Talons Philosophy

An Open Online Highschool Philosophy Course


Procrastination Leads to Failure

Everyone has a set of unique traits and attributes which makes them who they are. Some people are studious, some are critical thinkers or can work well under pressure. And then there are the people like me. Procrastinators.

  • Premise 1: Procrastinating is intentionally wasting time and deferring tasks which could be completed in now, to a future time period.
  • Premise 2: Tasks must be completed to be considered successful.
  • Premise 3: Tasks or other issues require time to complete.
  • Premise 4: Time is a finite resource.
  • Premise 5: Not having enough time to complete a task leads to failure of said task.
  • Conclusion: Therefore, procrastination causes failure of tasks due to insufficient amounts of time to complete said task.


Premise one can be accepted as true.

Premise two can be more easily debated as to whether it is factually true. Some people may say completion of a task does not mean it was a successful task, as well as the inverse; that completing a task does not mean it was successful. These arguments are made for a variety of reasons, the most important and prevalent one being emotion. Having emotion behind tasks and situations creates a personal bias toward a certain outcome which is not necessarily connected to the completion of the task. For example if someone decided they had a goal of running a marathon but were in the end happy to complete only 50%, they may see the task as a success, even though in the logical setup they failed to complete the entire task. Without emotion or other distractions premise two becomes much easier to accept.
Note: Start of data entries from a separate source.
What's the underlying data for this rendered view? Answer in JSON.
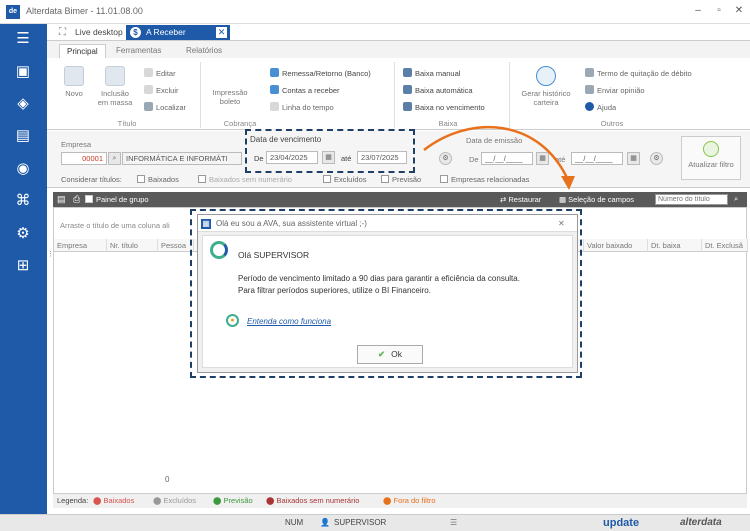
{
  "window": {
    "title": "Alterdata Bimer - 11.01.08.00"
  },
  "doc_tabs": [
    "Live desktop",
    "A Receber"
  ],
  "ribbon_tabs": [
    "Principal",
    "Ferramentas",
    "Relatórios"
  ],
  "ribbon": {
    "titulo_group": {
      "label": "Título",
      "novo": "Novo",
      "inclusao_1": "Inclusão",
      "inclusao_2": "em massa",
      "editar": "Editar",
      "excluir": "Excluir",
      "localizar": "Localizar"
    },
    "cobranca_group": {
      "label": "Cobrança",
      "impressao_1": "Impressão",
      "impressao_2": "boleto",
      "remessa": "Remessa/Retorno (Banco)",
      "contas": "Contas a receber",
      "linha": "Linha do tempo"
    },
    "baixa_group": {
      "label": "Baixa",
      "manual": "Baixa manual",
      "automatica": "Baixa automática",
      "vencimento": "Baixa no vencimento"
    },
    "outros_group": {
      "label": "Outros",
      "gerar_1": "Gerar histórico",
      "gerar_2": "carteira",
      "termo": "Termo de quitação de débito",
      "enviar": "Enviar opinião",
      "ajuda": "Ajuda"
    }
  },
  "filters": {
    "empresa_label": "Empresa",
    "empresa_code": "00001",
    "empresa_name": "INFORMÁTICA E INFORMÁTI",
    "vencimento_label": "Data de vencimento",
    "de_label": "De",
    "de_value": "23/04/2025",
    "ate_label": "até",
    "ate_value": "23/07/2025",
    "emissao_label": "Data de emissão",
    "emissao_de": "De",
    "emissao_de_value": "__/__/____",
    "emissao_ate": "até",
    "emissao_ate_value": "__/__/____",
    "considerar": "Considerar títulos:",
    "baixados": "Baixados",
    "baixados_sem": "Baixados sem numerário",
    "excluidos": "Excluídos",
    "previsao": "Previsão",
    "empresas_rel": "Empresas relacionadas",
    "atualizar": "Atualizar filtro"
  },
  "toolbar": {
    "painel": "Painel de grupo",
    "restaurar": "Restaurar",
    "selecao": "Seleção de campos",
    "numero_placeholder": "Número do título"
  },
  "grid": {
    "group_hint": "Arraste o título de uma coluna ali",
    "columns": [
      "Empresa",
      "Nr. título",
      "Pessoa",
      "Valor baixado",
      "Dt. baixa",
      "Dt. Exclusã"
    ],
    "footer_count": "0"
  },
  "legend": {
    "label": "Legenda:",
    "baixados": "Baixados",
    "excluidos": "Excluídos",
    "previsao": "Previsão",
    "baixados_sem": "Baixados sem numerário",
    "fora": "Fora do filtro"
  },
  "statusbar": {
    "num": "NUM",
    "user": "SUPERVISOR",
    "brand1": "update",
    "brand2": "alterdata"
  },
  "dialog": {
    "title": "Olá eu sou a AVA, sua assistente virtual ;-)",
    "greeting": "Olá SUPERVISOR",
    "line1": "Período de vencimento limitado a 90 dias para garantir a eficiência da consulta.",
    "line2": "Para filtrar períodos superiores, utilize o BI Financeiro.",
    "link": "Entenda como funciona",
    "ok": "Ok"
  },
  "colors": {
    "sidebar": "#1e5aa8",
    "accent_orange": "#e8711c",
    "callout": "#1f3f67",
    "legend_red": "#d9534f",
    "legend_green": "#3c9a3c"
  }
}
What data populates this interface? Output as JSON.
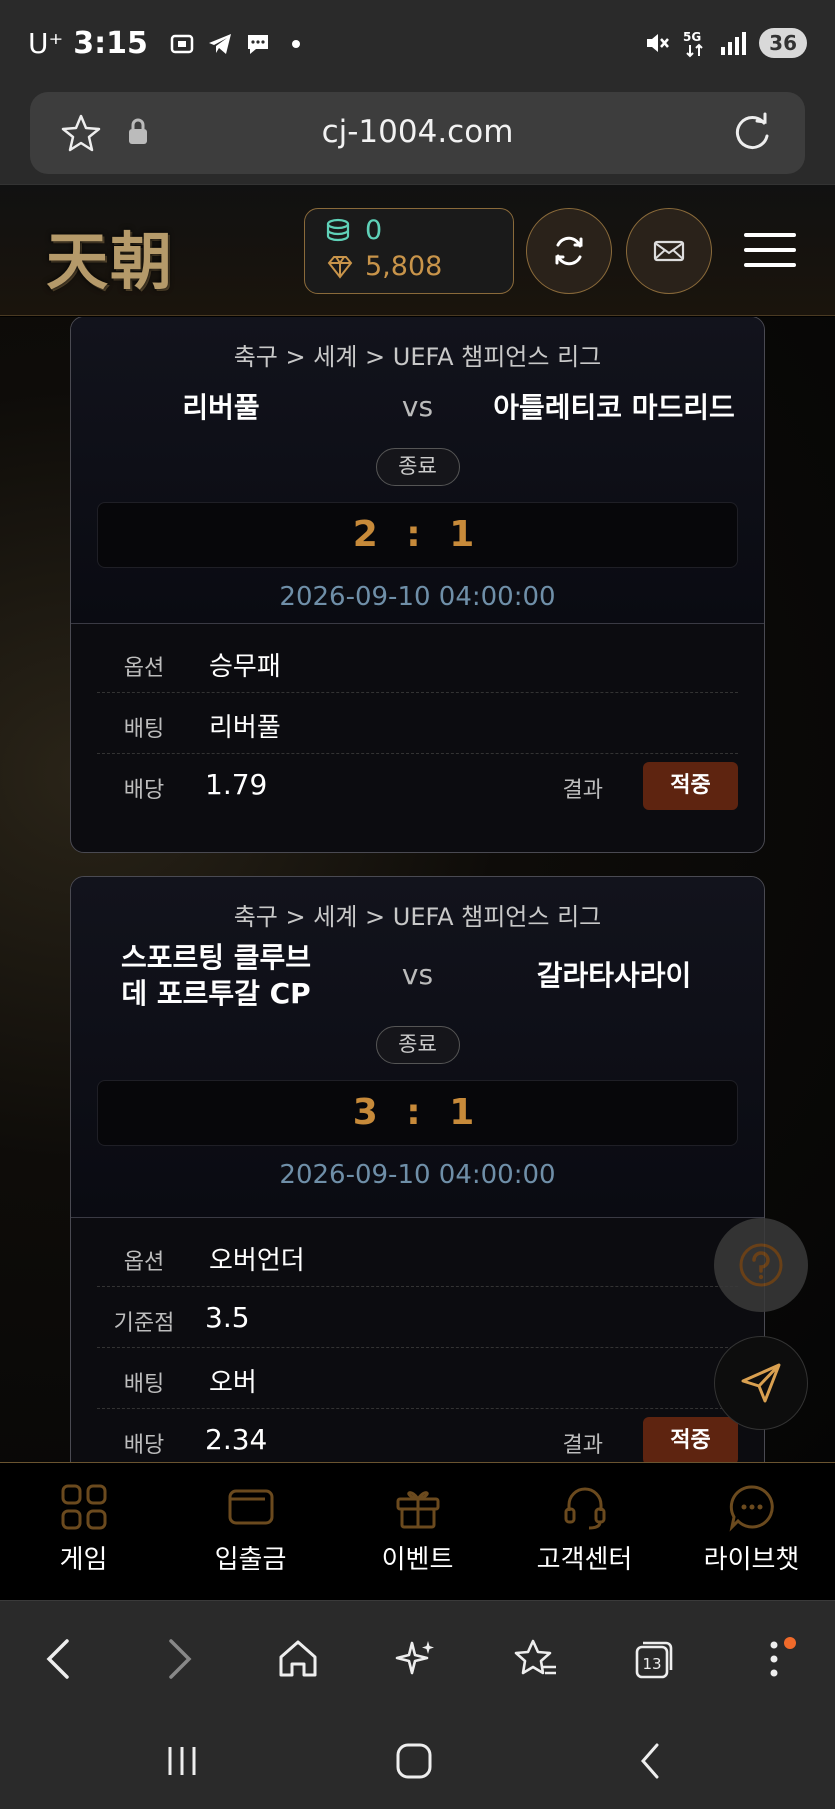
{
  "status_bar": {
    "carrier": "U⁺",
    "time": "3:15",
    "battery": "36"
  },
  "browser": {
    "url": "cj-1004.com",
    "tab_count": "13"
  },
  "header": {
    "logo": "天朝",
    "coins": "0",
    "gems": "5,808"
  },
  "matches": [
    {
      "league": "축구 > 세계 > UEFA 챔피언스 리그",
      "home_team": "리버풀",
      "vs": "vs",
      "away_team": "아틀레티코 마드리드",
      "status": "종료",
      "score": "2 : 1",
      "datetime": "2026-09-10 04:00:00",
      "rows": [
        {
          "label": "옵션",
          "value": "승무패"
        },
        {
          "label": "배팅",
          "value": "리버풀"
        },
        {
          "label": "배당",
          "value": "1.79"
        }
      ],
      "result_label": "결과",
      "result": "적중"
    },
    {
      "league": "축구 > 세계 > UEFA 챔피언스 리그",
      "home_team": "스포르팅 클루브 데 포르투갈 CP",
      "vs": "vs",
      "away_team": "갈라타사라이",
      "status": "종료",
      "score": "3 : 1",
      "datetime": "2026-09-10 04:00:00",
      "rows": [
        {
          "label": "옵션",
          "value": "오버언더"
        },
        {
          "label": "기준점",
          "value": "3.5"
        },
        {
          "label": "배팅",
          "value": "오버"
        },
        {
          "label": "배당",
          "value": "2.34"
        }
      ],
      "result_label": "결과",
      "result": "적중"
    }
  ],
  "site_nav": [
    {
      "label": "게임",
      "icon": "grid-icon"
    },
    {
      "label": "입출금",
      "icon": "wallet-icon"
    },
    {
      "label": "이벤트",
      "icon": "gift-icon"
    },
    {
      "label": "고객센터",
      "icon": "headset-icon"
    },
    {
      "label": "라이브챗",
      "icon": "chat-icon"
    }
  ],
  "colors": {
    "accent_gold": "#c78a3a",
    "hit_badge": "#5e2410",
    "teal": "#5fd1b8"
  }
}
Unless you transcend both time and space to complete your tasks, premise three can be accepted as true

Premise four can be debated on whether or not to be accepted as true for time itself throughout the cosmos and universe but as far as us human beings are concerned, time is a finite resource which we will eventually spend.

Finally premise five, based upon previously accepted premises can also be accepted as true.
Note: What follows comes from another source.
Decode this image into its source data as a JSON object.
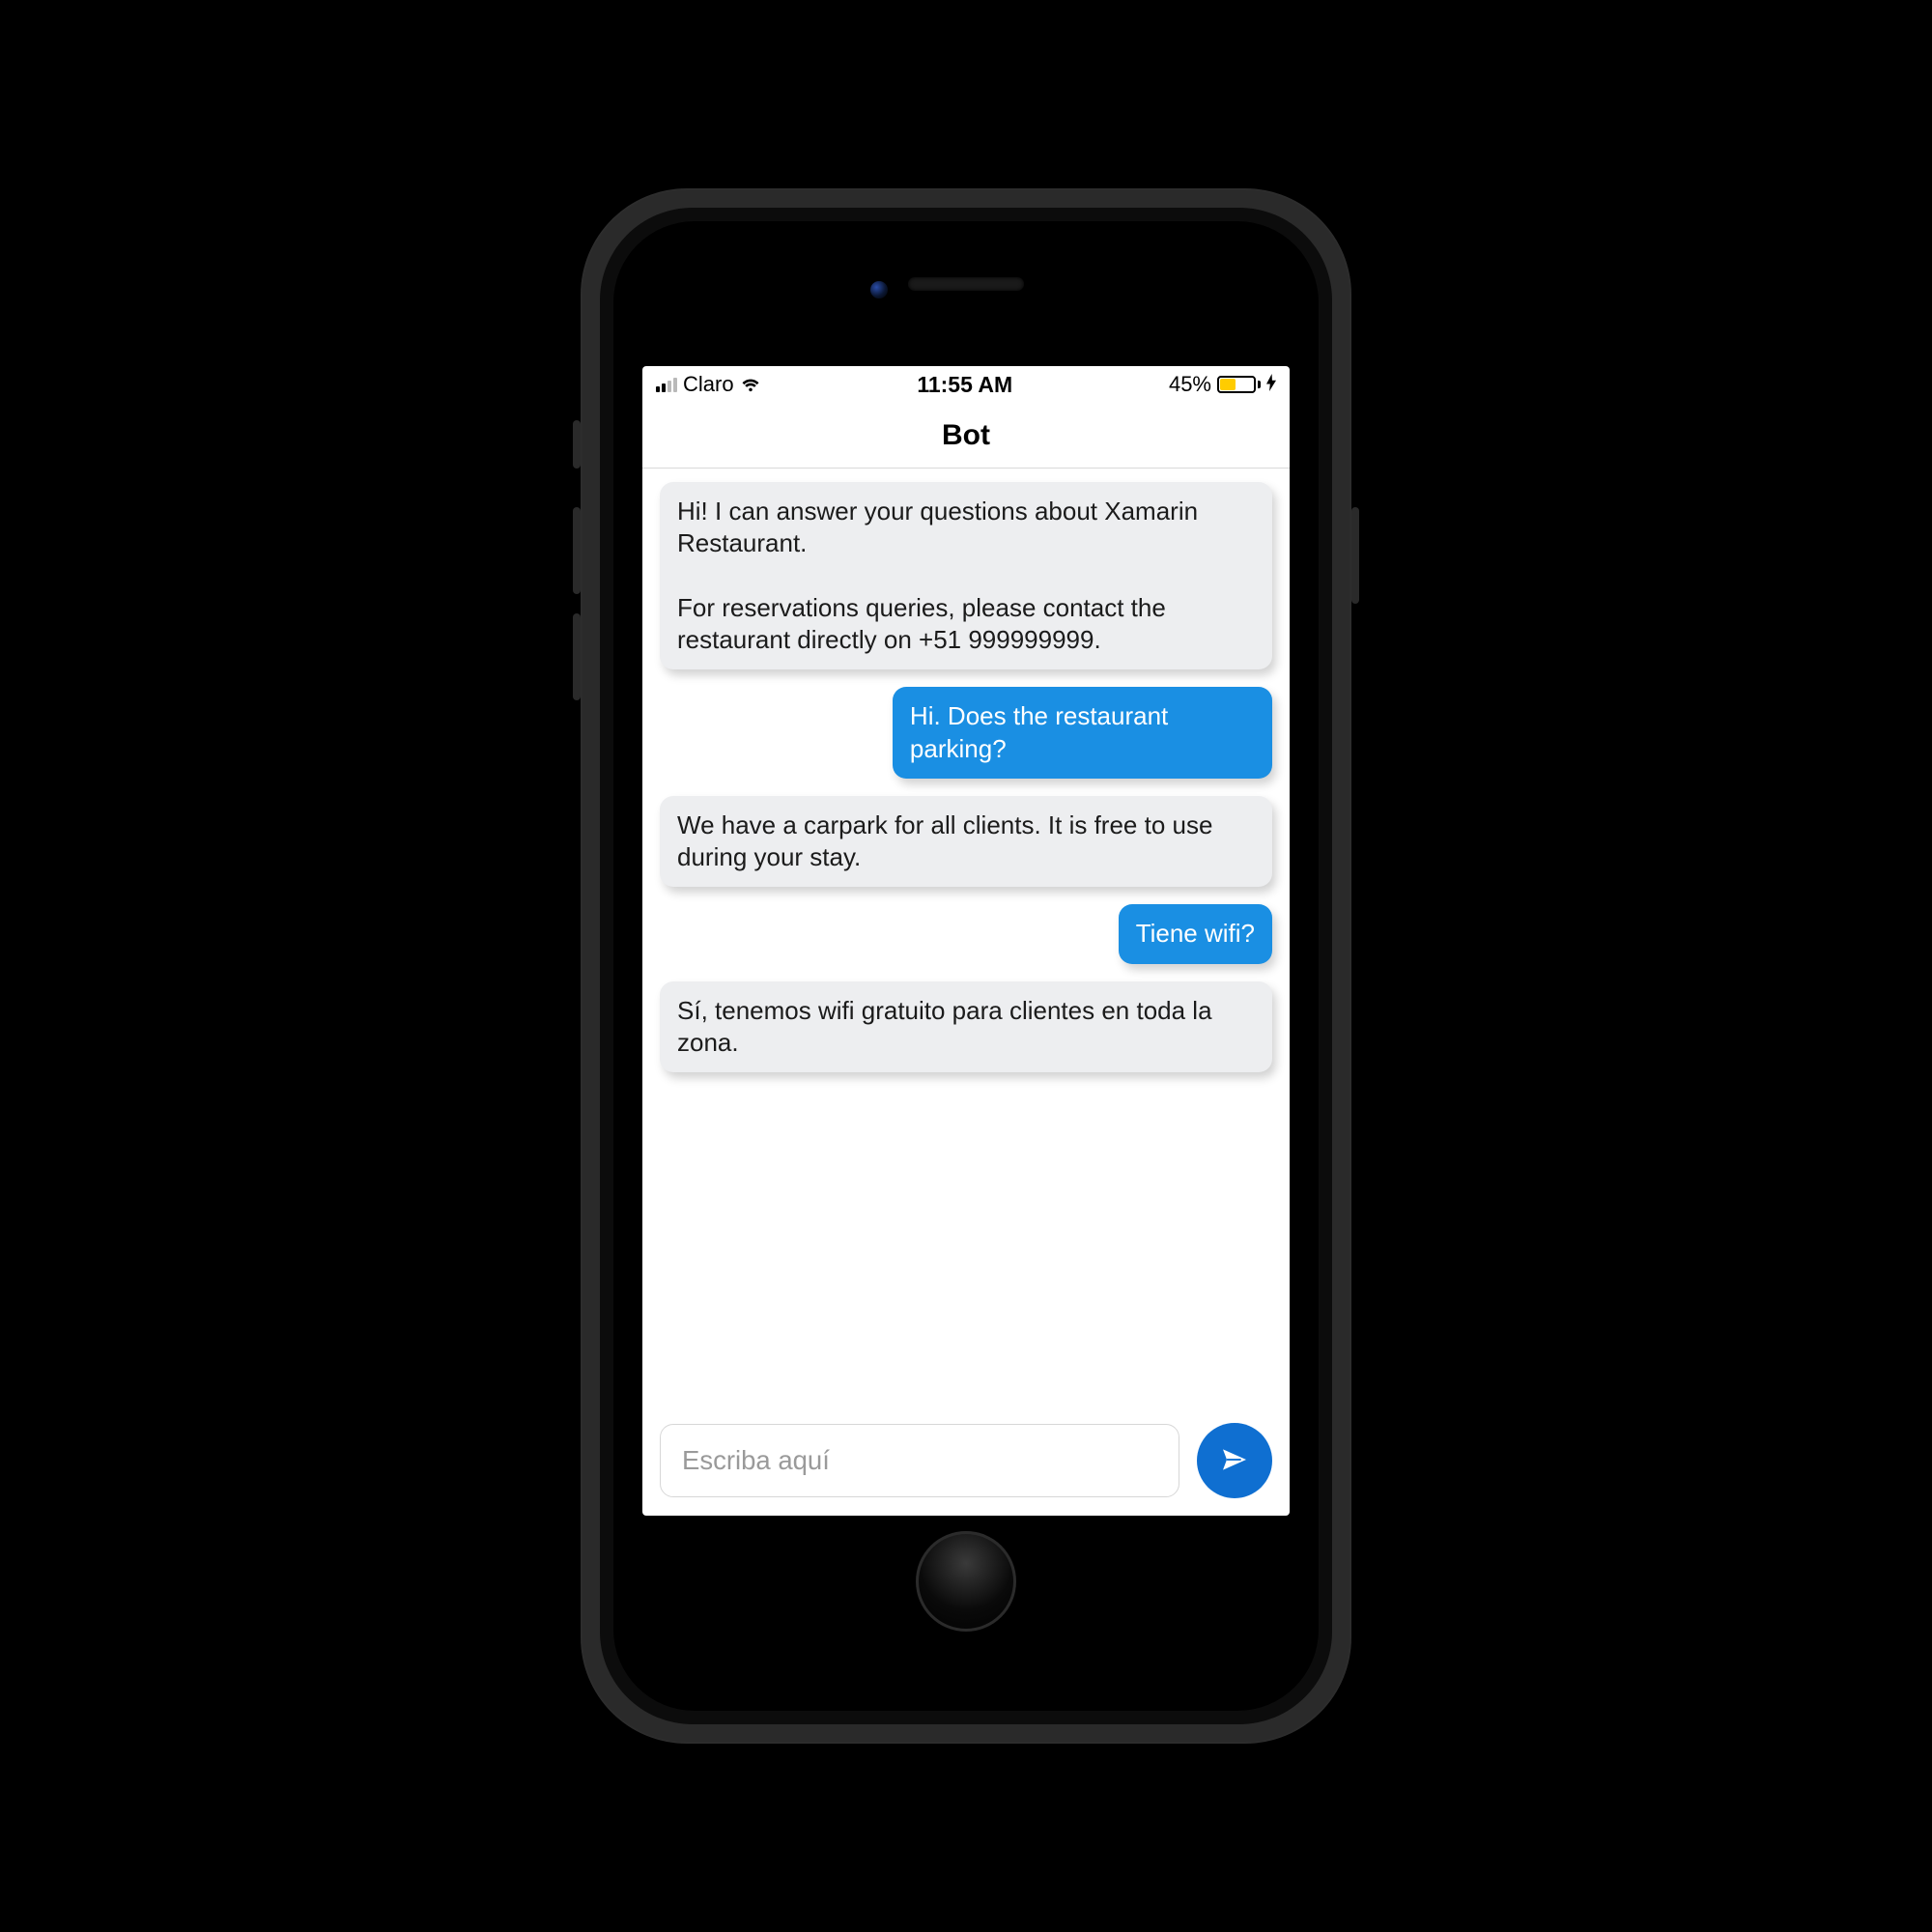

This leads us to conclude that based upon the accepted premises, the argument is invalid as the conclusion drawn can be proved false as though we can accept time as being finite, the open-ended nature of procrastination leads us to an infinite amount of potential changes in the use of the time given, some of which would not leave us with enough time to succeed and complete the tasks required (Making the conclusion true) but at the same time there is an infinite amount which would just as easily give us the required time to complete said task (Making the conclusion false). Simply because of the generality of procrastination and the unspecific values of time wasted, remaining and needed, we can not currently conclude that the argument is valid. Of course this also means that the argument is unsound as a result of its invalidity.

So what do we have left? An argument which is neither valid nor sound, while many others would say the factual correctness of the piece is a stretch at best. Procrastinating may not be logically proven to cause failure in this example but let me tell you from personal experience that procrastination is not called the thief of tomorrow for nothing. Many people have felt the engulfing reach of procrastination in their lives, some are improving on their habit, others are begrudgingly accepting it and others… well lets just say some others are up blogging about philosophy assignments much past their finite time given for the task.